Be sure you've completed the following steps.

  • Complete the tasks in Setting up for AWS Data Pipeline.

  • (Optional) Set up a VPC for the instance and a security group for the VPC. For more information, see Launching Resources for Your Pipeline into a VPC.

  • Create an Amazon S3 bucket as a data output.

    For more information, see Create a Bucket in Amazon Simple Storage Service Getting Started Guide.

  • Create and launch a MySQL database instance as your data source.

    For more information, see Launch a DB Instance in the Amazon RDS Getting Started Guide. After you have an Amazon RDS instance, see Create a Table in the MySQL documentation.


    Make a note of the user name and the password you used for creating the MySQL instance. After you've launched your MySQL database instance, make a note of the instance's endpoint. You'll need this information later.

  • Connect to your MySQL database instance, create a table, and then add test data values to the newly created table.

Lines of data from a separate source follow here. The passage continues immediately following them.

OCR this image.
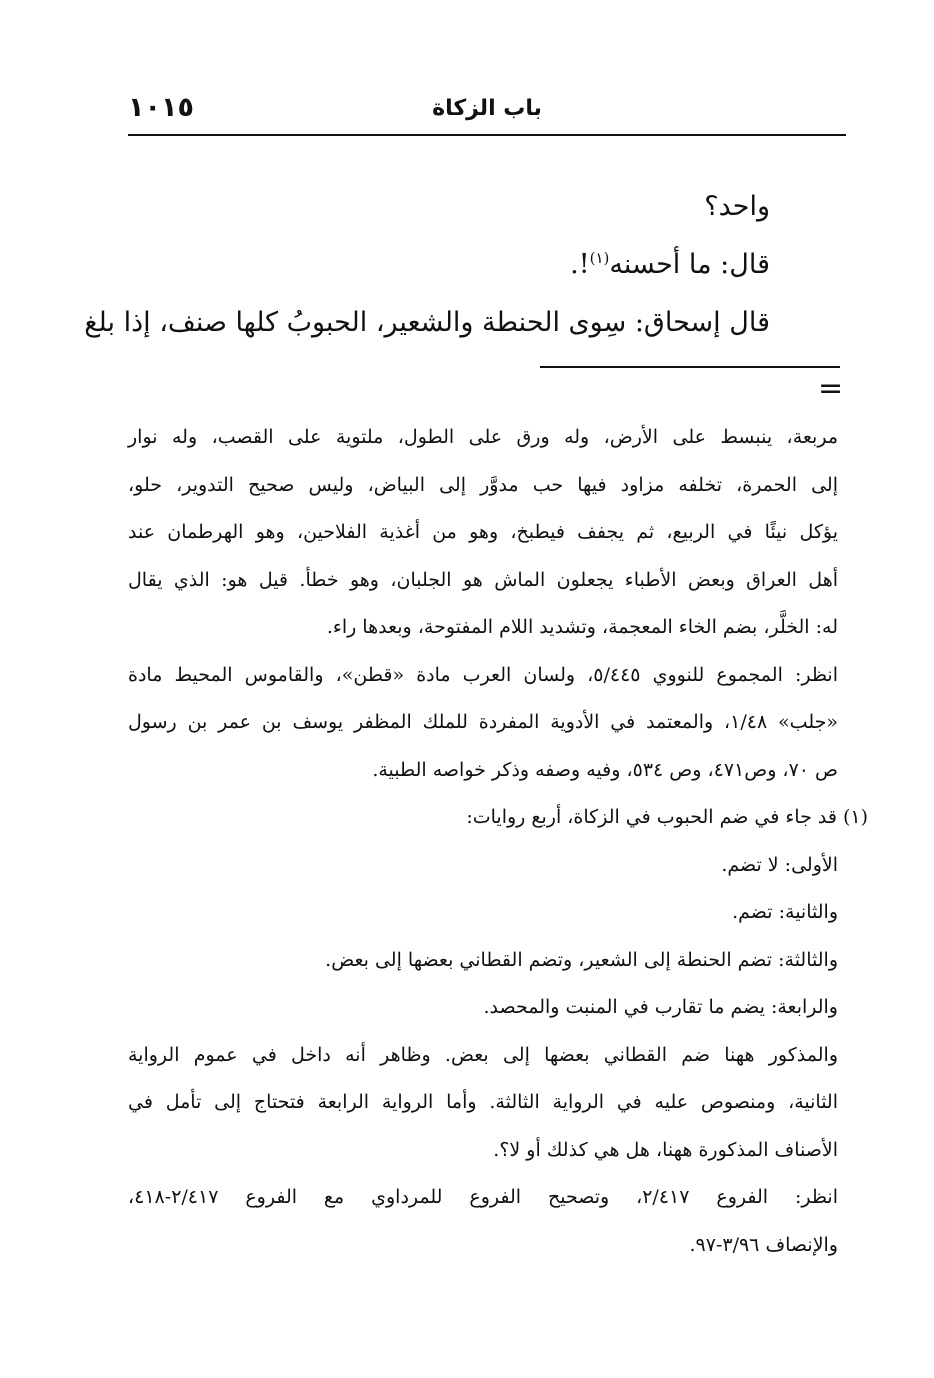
١٠١٥	باب الزكاة

واحد؟

قال: ما أحسنه$^{(١)}$!.

قال إسحاق: سِوى الحنطة والشعير، الحبوبُ كلها صنف، إذا بلغ

=
مربعة، ينبسط على الأرض، وله ورق على الطول، ملتوية على القصب، وله نوار
إلى الحمرة، تخلفه مزاود فيها حب مدوَّر إلى البياض، وليس صحيح التدوير، حلو،
يؤكل نيئًا في الربيع، ثم يجفف فيطبخ، وهو من أغذية الفلاحين، وهو الهرطمان عند
أهل العراق وبعض الأطباء يجعلون الماش هو الجلبان، وهو خطأ. قيل هو: الذي يقال
له: الخلَّر، بضم الخاء المعجمة، وتشديد اللام المفتوحة، وبعدها راء.
انظر: المجموع للنووي ٥/٤٤٥، ولسان العرب مادة «قطن»، والقاموس المحيط مادة
«جلب» ١/٤٨، والمعتمد في الأدوية المفردة للملك المظفر يوسف بن عمر بن رسول
ص ٧٠، وص٤٧١، وص ٥٣٤، وفيه وصفه وذكر خواصه الطبية.
(١) قد جاء في ضم الحبوب في الزكاة، أربع روايات:
الأولى: لا تضم.
والثانية: تضم.
والثالثة: تضم الحنطة إلى الشعير، وتضم القطاني بعضها إلى بعض.
والرابعة: يضم ما تقارب في المنبت والمحصد.
والمذكور ههنا ضم القطاني بعضها إلى بعض. وظاهر أنه داخل في عموم الرواية
الثانية، ومنصوص عليه في الرواية الثالثة. وأما الرواية الرابعة فتحتاج إلى تأمل في
الأصناف المذكورة ههنا، هل هي كذلك أو لا؟.
انظر: الفروع ٢/٤١٧، وتصحيح الفروع للمرداوي مع الفروع ٢/٤١٧-٤١٨،
والإنصاف ٣/٩٦-٩٧.
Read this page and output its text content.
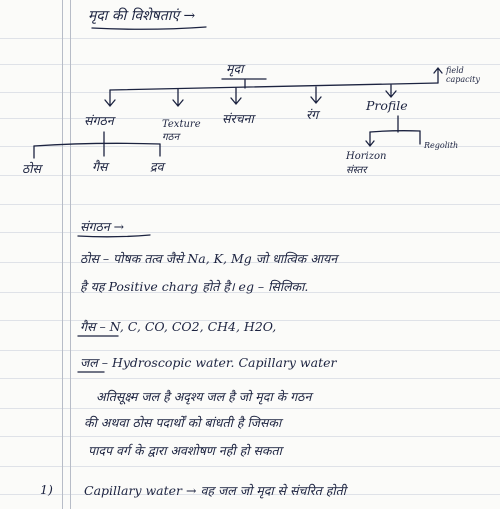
मृदा की विशेषताएं →
मृदा
संगठन	Texture गठन
संरचना	रंग
Profile
field capacity
ठोस	द्रव
गैस
Horizon संस्तर
Regolith
संगठन →
ठोस – पोषक तत्व जैसे Na, K, Mg जो धात्विक आयन
है यह Positive charg होते है। eg – सिलिका.
गैस – N, C, CO, CO2, CH4, H2O,
जल – Hydroscopic water. Capillary water
अतिसूक्ष्म जल है अदृश्य जल है जो मृदा के गठन
की अथवा ठोस पदार्थों को बांधती है जिसका
पादप वर्ग के द्वारा अवशोषण नही हो सकता
1) Capillary water → वह जल जो मृदा से संचरित होती
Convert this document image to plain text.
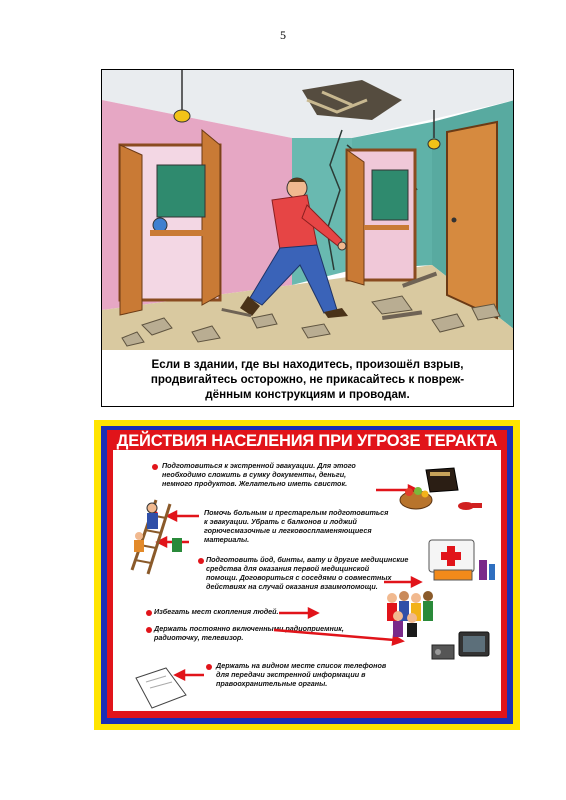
5
Если в здании, где вы находитесь, произошёл взрыв,
продвигайтесь осторожно, не прикасайтесь к повреж-
дённым конструкциям и проводам.
ДЕЙСТВИЯ НАСЕЛЕНИЯ ПРИ УГРОЗЕ ТЕРАКТА
Подготовиться к экстренной эвакуации. Для этого
необходимо сложить в сумку документы, деньги,
немного продуктов. Желательно иметь свисток.
Помочь больным и престарелым подготовиться
к эвакуации. Убрать с балконов и лоджий
горючесмазочные и легковоспламеняющиеся
материалы.
Подготовить йод, бинты, вату и другие медицинские
средства для оказания первой медицинской
помощи. Договориться с соседями о совместных
действиях на случай оказания взаимопомощи.
Избегать мест скопления людей.
Держать постоянно включенными радиоприемник,
радиоточку, телевизор.
Держать на видном месте список телефонов
для передачи экстренной информации в
правоохранительные органы.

    For illustration purposes, we created this tutorial using a MySQL table with the following configuration and sample data. The following screen shot is from MySQL Workbench 5.2 CE:

                            Sample MySQL table configuration

    For more information, see Create a Table in the MySQL documentation and the MySQL Workbench product page.

  • Create a topic for sending email notification and make a note of the topic Amazon Resource Name (ARN). For more information, see Create a Topic in Amazon Simple Notification Service Getting Started Guide.

  • (Optional) This tutorial uses the default IAM role policies created by AWS Data Pipeline. If you would rather create and configure your IAM role policy and trust relationships, follow the instructions described in IAM Roles for AWS Data Pipeline.